Un buen plan de incentivos laborales puede marcar diferencias muy relevantes e incluso llamativas a la hora de conseguir objetivos de productividad. El incentivo se puede definir como el elemento real o simbólico que nos mueve a realizar una acción. Los incentivos laborales pueden ser de tipo económico (complementos salariales, productos gratuitos, descuentos en marcas, etc.) o de tipo no económico, también llamados incentivos sociales, morales, etc.

Además de tener efectos en la productividad de una compañía, un plan de incentivos puede ser un método sencillo para la evaluación del rendimiento de los empleados, la detección temprana del talento, así como la retención de dicho talento. En términos de employer branding, dar a conocer los beneficios en forma de incentivos de la empresa puede ser de gran ayuda a la hora de captar talento.
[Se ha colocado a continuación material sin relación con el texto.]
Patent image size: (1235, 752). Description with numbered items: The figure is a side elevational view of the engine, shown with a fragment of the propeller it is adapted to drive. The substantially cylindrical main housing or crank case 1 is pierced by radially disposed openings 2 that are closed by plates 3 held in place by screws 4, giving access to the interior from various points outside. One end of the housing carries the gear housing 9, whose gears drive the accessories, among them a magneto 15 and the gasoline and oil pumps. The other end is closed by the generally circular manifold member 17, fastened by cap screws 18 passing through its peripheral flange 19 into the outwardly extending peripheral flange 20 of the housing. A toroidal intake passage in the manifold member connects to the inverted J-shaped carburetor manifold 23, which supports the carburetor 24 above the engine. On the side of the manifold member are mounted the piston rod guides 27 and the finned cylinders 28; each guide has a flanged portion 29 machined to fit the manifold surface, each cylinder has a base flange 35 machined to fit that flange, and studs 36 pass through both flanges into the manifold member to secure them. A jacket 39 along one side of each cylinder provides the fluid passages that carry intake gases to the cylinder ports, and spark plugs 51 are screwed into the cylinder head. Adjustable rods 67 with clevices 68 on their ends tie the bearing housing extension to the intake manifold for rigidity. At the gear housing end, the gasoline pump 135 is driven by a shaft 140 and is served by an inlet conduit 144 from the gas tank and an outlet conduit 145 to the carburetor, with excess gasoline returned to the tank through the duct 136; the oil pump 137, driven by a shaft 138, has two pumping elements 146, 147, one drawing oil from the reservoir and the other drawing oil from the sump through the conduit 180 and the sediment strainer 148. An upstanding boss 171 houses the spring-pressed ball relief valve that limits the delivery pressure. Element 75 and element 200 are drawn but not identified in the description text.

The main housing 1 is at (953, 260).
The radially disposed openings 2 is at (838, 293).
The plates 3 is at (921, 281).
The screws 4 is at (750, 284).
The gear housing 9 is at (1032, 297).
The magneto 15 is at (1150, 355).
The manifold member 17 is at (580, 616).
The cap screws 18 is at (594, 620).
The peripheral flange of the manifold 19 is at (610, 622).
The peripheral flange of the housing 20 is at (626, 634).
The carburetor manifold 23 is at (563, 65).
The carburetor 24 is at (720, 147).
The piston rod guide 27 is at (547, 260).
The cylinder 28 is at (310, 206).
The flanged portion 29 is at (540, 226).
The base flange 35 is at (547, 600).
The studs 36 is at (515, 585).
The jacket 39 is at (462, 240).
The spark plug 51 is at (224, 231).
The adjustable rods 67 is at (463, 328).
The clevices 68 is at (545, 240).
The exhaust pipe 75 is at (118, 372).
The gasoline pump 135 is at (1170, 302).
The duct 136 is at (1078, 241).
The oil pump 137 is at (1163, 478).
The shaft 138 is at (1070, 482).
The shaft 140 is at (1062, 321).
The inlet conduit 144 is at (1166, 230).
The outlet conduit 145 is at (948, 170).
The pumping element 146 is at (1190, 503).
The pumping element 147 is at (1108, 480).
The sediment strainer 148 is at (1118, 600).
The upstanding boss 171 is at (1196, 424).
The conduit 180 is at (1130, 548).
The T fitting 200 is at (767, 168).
La duda de muchos empresarios a la hora de implementar este tipo de planes suele venir de la parte de los costes. A la hora de diseñar el plan, es importante tener en cuenta que gran parte del coste de las acciones de incentivación estará más que cubierto por el incremento en la productividad de los empleados.

El mejor trabajo del mundo es sin duda aquel en el que el trabajador está cómodo y ve recompensados sus esfuerzos. Implementar un plan de incentivos laborales en la empresa es un gran paso para conseguir que la motivación sea el descriptor principal de la labor de los empleados, clave para unos resultados óptimos y unos niveles de productividad que permitan a la marca destacar frente a su competencia.